The trial recruited patients aged 70 and over who had at least one first degree relative with Alzheimer's like dementia. NSAID use was excluded although antiplatelet doses of aspirin were permitted. Patients were then randomised to celecoxib, naproxen or matching placebos.
A composite endpoint including cardiovascular death, myocardial infarction, stroke, transient ischemic attack and heart failure was analysed and revealed a statistically significant increase in the number of events experienced in the naproxen arm of the study. At this point the study was terminated.
The study paper states "these results must be interpreted in the context of a trial that was stopped early, with small numbers of events that were not originally intended as specific outcomes".
An accompanying editorial is critical of the way the study was halted and states "the trial results cannot be reliably interpreted". As recently reported, the European Medicines Agency (EMEA) assessed the safety of all NSAIDS and concluded that a thrombotic risk could not be established for naproxen.

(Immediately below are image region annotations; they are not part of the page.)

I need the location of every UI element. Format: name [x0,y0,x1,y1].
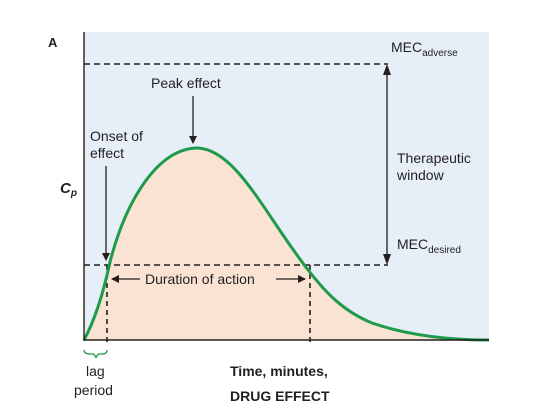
lag-label-line1: lag [86,363,105,379]
x-axis-label-line1: Time, minutes, [230,363,328,379]
mec-adverse-label: MECadverse [391,39,458,59]
duration-of-action-label: Duration of action [145,271,255,287]
lag-period-brace [83,349,108,359]
peak-effect-label: Peak effect [151,75,221,91]
therapeutic-window-arrowhead-up [383,64,391,75]
y-axis-label: Cp [60,180,77,199]
therapeutic-window-label-line1: Therapeutic [397,150,471,166]
lag-label-line2: period [74,382,113,398]
x-axis-label-line2: DRUG EFFECT [230,388,330,404]
onset-label-line1: Onset of [90,128,143,144]
mec-desired-label: MECdesired [397,236,461,256]
panel-label: A [48,35,58,50]
onset-label-line2: effect [90,145,124,161]
concentration-curve [82,146,490,342]
area-under-curve [84,148,489,340]
therapeutic-window-label-line2: window [396,167,445,183]
therapeutic-window-arrowhead-down [383,254,391,265]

Action: The results of this study are not compelling enough to challenge the findings of the EMEA assessment. As previously recommended, naproxen is a suitable second line choice, after ibuprofen, where NSAIDs are indicated.

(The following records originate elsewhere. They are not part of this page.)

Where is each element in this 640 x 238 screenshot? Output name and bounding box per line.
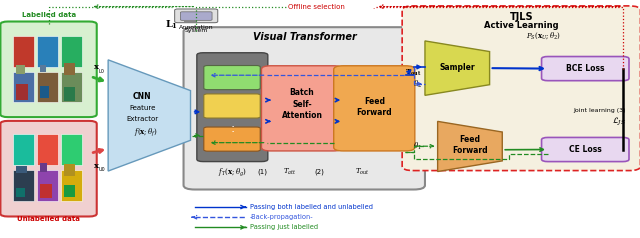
- Text: .: .: [372, 4, 374, 10]
- Bar: [184, 21, 198, 22]
- Text: $\mathbf{x}$: $\mathbf{x}$: [93, 62, 100, 71]
- FancyBboxPatch shape: [1, 121, 97, 217]
- Text: System: System: [184, 29, 208, 34]
- Text: Joint learning (3): Joint learning (3): [573, 108, 626, 113]
- Bar: [40, 184, 52, 198]
- Text: (1): (1): [257, 169, 267, 175]
- Text: Extractor: Extractor: [126, 116, 159, 123]
- Bar: [61, 72, 82, 102]
- Text: U0: U0: [99, 167, 105, 172]
- FancyBboxPatch shape: [197, 53, 268, 162]
- Bar: [64, 63, 75, 75]
- Bar: [37, 170, 58, 201]
- FancyBboxPatch shape: [1, 21, 97, 117]
- FancyBboxPatch shape: [541, 138, 629, 162]
- Text: $f(\mathbf{x};\theta_f)$: $f(\mathbf{x};\theta_f)$: [134, 126, 158, 138]
- Text: Offline selection: Offline selection: [288, 4, 345, 10]
- Text: $\mathcal{L}_{JS}$: $\mathcal{L}_{JS}$: [612, 115, 626, 127]
- Text: Forward: Forward: [356, 108, 392, 117]
- Text: $T_{att}$: $T_{att}$: [284, 167, 297, 177]
- Bar: [64, 87, 75, 101]
- FancyBboxPatch shape: [175, 9, 218, 23]
- Text: Forward: Forward: [452, 146, 488, 155]
- Text: Feed: Feed: [460, 135, 481, 144]
- Bar: [15, 84, 28, 100]
- Bar: [40, 163, 47, 172]
- Text: (2): (2): [315, 169, 324, 175]
- Text: $\theta_1$: $\theta_1$: [413, 141, 422, 152]
- Bar: [37, 72, 58, 102]
- Bar: [61, 36, 82, 67]
- Polygon shape: [425, 41, 490, 95]
- Bar: [13, 170, 34, 201]
- Text: Batch: Batch: [290, 89, 314, 98]
- Text: Active Learning: Active Learning: [484, 21, 559, 30]
- Bar: [40, 86, 49, 98]
- FancyBboxPatch shape: [184, 27, 425, 189]
- Text: CNN: CNN: [133, 92, 152, 101]
- Text: Unlabelled data: Unlabelled data: [17, 216, 80, 222]
- Text: $P_S(\mathbf{x}_U;\theta_2)$: $P_S(\mathbf{x}_U;\theta_2)$: [526, 30, 561, 41]
- Text: $\mathbf{L_1}$: $\mathbf{L_1}$: [165, 19, 178, 31]
- Bar: [37, 36, 58, 67]
- FancyBboxPatch shape: [180, 12, 212, 20]
- Bar: [40, 64, 46, 72]
- Bar: [61, 170, 82, 201]
- Text: TJLS: TJLS: [509, 12, 533, 22]
- Text: L0: L0: [99, 69, 104, 74]
- Bar: [37, 134, 58, 165]
- FancyBboxPatch shape: [541, 57, 629, 81]
- Text: Sampler: Sampler: [440, 63, 475, 72]
- Bar: [64, 185, 75, 197]
- Text: $\mathbf{x}$: $\mathbf{x}$: [93, 161, 100, 170]
- Bar: [189, 20, 193, 21]
- Bar: [13, 134, 34, 165]
- Text: Feed: Feed: [364, 97, 385, 106]
- Text: Attention: Attention: [282, 111, 323, 120]
- FancyBboxPatch shape: [262, 66, 342, 151]
- Text: Passing both labelled and unlabelled: Passing both labelled and unlabelled: [250, 204, 373, 210]
- FancyBboxPatch shape: [402, 6, 640, 171]
- Text: $\mathbf{T_{out}}$: $\mathbf{T_{out}}$: [404, 68, 421, 78]
- Text: Annotation: Annotation: [179, 25, 214, 30]
- Polygon shape: [438, 121, 502, 172]
- Text: Feature: Feature: [129, 105, 156, 111]
- FancyBboxPatch shape: [204, 65, 260, 90]
- Text: :: :: [230, 122, 234, 135]
- Polygon shape: [108, 60, 191, 171]
- Text: $\theta_2$: $\theta_2$: [413, 78, 422, 89]
- FancyBboxPatch shape: [204, 127, 260, 151]
- Text: Visual Transformer: Visual Transformer: [253, 32, 356, 42]
- FancyBboxPatch shape: [333, 66, 415, 151]
- Text: Self-: Self-: [292, 100, 312, 109]
- Bar: [13, 36, 34, 67]
- FancyBboxPatch shape: [204, 94, 260, 118]
- Text: CE Loss: CE Loss: [569, 145, 602, 154]
- Bar: [64, 164, 75, 176]
- Bar: [15, 64, 25, 74]
- Text: $T_{out}$: $T_{out}$: [355, 167, 370, 177]
- Bar: [15, 166, 27, 174]
- Text: Passing just labelled: Passing just labelled: [250, 224, 318, 230]
- Text: Labelled data: Labelled data: [22, 12, 76, 18]
- Bar: [13, 72, 34, 102]
- Text: -Back-propagation-: -Back-propagation-: [250, 214, 314, 220]
- Bar: [15, 188, 25, 197]
- Text: $f_T(\mathbf{x};\theta_g)$: $f_T(\mathbf{x};\theta_g)$: [218, 166, 247, 178]
- Text: BCE Loss: BCE Loss: [566, 64, 605, 73]
- Bar: [61, 134, 82, 165]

The Lancet has recently published the results of the MEDAL study; an analysis of the cardiovascular safety of etoricoxib (Arcoxia®) in comparison to diclofenac.
The study recruited 34,701 patients (24,913 with osteoarthritis and 9,787 with rheumatoid arthritis) and treatment was provided for an average of 18 months. Thrombotic cardiovascular events occurred in 320 patients taking etoricoxib and 323 patients taking diclofenac. There was no statistical difference. Upper gastrointestinal clinical event rates were lower in the etoricoxib arm but there was no difference in the number of complicated events.

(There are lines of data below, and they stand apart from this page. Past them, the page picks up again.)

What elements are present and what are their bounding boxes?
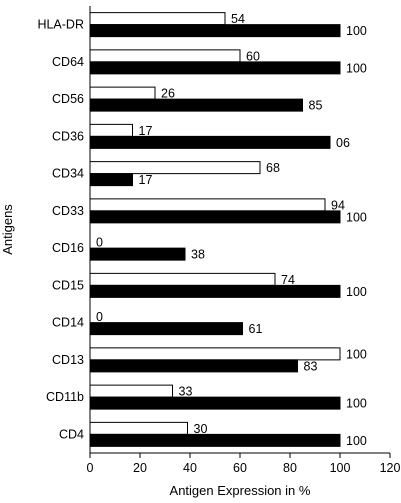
bar bbox=[89, 173, 133, 187]
data-label: 60 bbox=[246, 49, 260, 63]
x-tick-label: 80 bbox=[283, 461, 297, 475]
bar bbox=[89, 161, 261, 175]
data-label: 85 bbox=[309, 99, 323, 113]
x-tick-label: 100 bbox=[330, 461, 351, 475]
data-label: 06 bbox=[336, 136, 350, 150]
x-tick-label: 0 bbox=[87, 461, 94, 475]
category-label: CD36 bbox=[52, 129, 84, 143]
bar bbox=[89, 12, 226, 26]
data-label: 100 bbox=[346, 285, 367, 299]
x-axis-title: Antigen Expression in % bbox=[170, 483, 311, 498]
data-label: 100 bbox=[346, 347, 367, 361]
data-label: 54 bbox=[231, 12, 245, 26]
data-label: 100 bbox=[346, 434, 367, 448]
y-axis-title: Antigens bbox=[0, 204, 15, 255]
data-label: 68 bbox=[266, 161, 280, 175]
bar bbox=[89, 135, 331, 149]
bar bbox=[89, 198, 326, 212]
category-label: CD33 bbox=[52, 204, 84, 218]
bar bbox=[89, 272, 276, 286]
bar bbox=[89, 86, 156, 100]
category-label: CD16 bbox=[52, 241, 84, 255]
data-label: 26 bbox=[161, 87, 175, 101]
value-labels-layer: 5410060100268517066817941000387410006110… bbox=[96, 12, 367, 448]
bar bbox=[89, 421, 188, 435]
bar bbox=[89, 98, 303, 112]
category-label: CD15 bbox=[52, 278, 84, 292]
bar bbox=[89, 247, 186, 261]
data-label: 33 bbox=[179, 385, 193, 399]
data-label: 61 bbox=[249, 322, 263, 336]
category-labels-layer: HLA-DR CD64 CD56 CD36 CD34 CD33 CD16 CD15 CD14 CD… bbox=[37, 18, 84, 442]
data-label: 17 bbox=[139, 124, 153, 138]
bar bbox=[89, 322, 243, 336]
data-label: 0 bbox=[96, 310, 103, 324]
bar bbox=[89, 384, 173, 398]
data-label: 100 bbox=[346, 61, 367, 75]
category-label: CD56 bbox=[52, 92, 84, 106]
category-label: CD64 bbox=[52, 55, 84, 69]
bar bbox=[89, 61, 341, 75]
x-ticks-layer: 0 20 40 60 80 100 120 bbox=[87, 453, 401, 475]
category-label: CD13 bbox=[52, 353, 84, 367]
x-tick-label: 120 bbox=[380, 461, 401, 475]
bar bbox=[89, 284, 341, 298]
bar bbox=[89, 347, 341, 361]
category-label: CD34 bbox=[52, 167, 84, 181]
category-label: CD14 bbox=[52, 316, 84, 330]
bar bbox=[89, 24, 341, 38]
bar bbox=[89, 123, 133, 137]
category-label: CD4 bbox=[59, 427, 84, 441]
data-label: 94 bbox=[331, 198, 345, 212]
bar bbox=[89, 396, 341, 410]
bar bbox=[89, 433, 341, 447]
data-label: 100 bbox=[346, 24, 367, 38]
data-label: 83 bbox=[304, 359, 318, 373]
data-label: 74 bbox=[281, 273, 295, 287]
bar bbox=[89, 359, 298, 373]
data-label: 38 bbox=[191, 248, 205, 262]
data-label: 100 bbox=[346, 210, 367, 224]
x-tick-label: 60 bbox=[233, 461, 247, 475]
x-tick-label: 40 bbox=[183, 461, 197, 475]
data-label: 30 bbox=[194, 422, 208, 436]
category-label: HLA-DR bbox=[37, 18, 84, 32]
x-tick-label: 20 bbox=[133, 461, 147, 475]
bar bbox=[89, 210, 341, 224]
data-label: 0 bbox=[96, 236, 103, 250]
category-label: CD11b bbox=[46, 390, 84, 404]
bar bbox=[89, 49, 241, 63]
data-label: 17 bbox=[139, 173, 153, 187]
bars-layer bbox=[89, 12, 341, 447]
data-label: 100 bbox=[346, 397, 367, 411]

PharmaTimes have reported this trial with a headline of "Arcoxia as safe as diclofenac for heart effects".
As recently reported, the European Medicines Agency completed a review of the safety of non-steroidal anti-inflammatories (NSAID) and found that diclofenac carries a thrombotic risk. The study has already drawn criticism for this reason.
Low dose ibuprofen continues to be the first line choice when an NSAID is clinically appropriate. Second line options include naproxen and possibly diclofenac. In patients at risk of gastrointestinal events use lansoprazole or omeprazole to provide gastro-protection.
Action: Use of etoricoxib should be restricted to situations where alternative therapies, including paracetamol based analgesia and the NSAIDs specified above, have failed.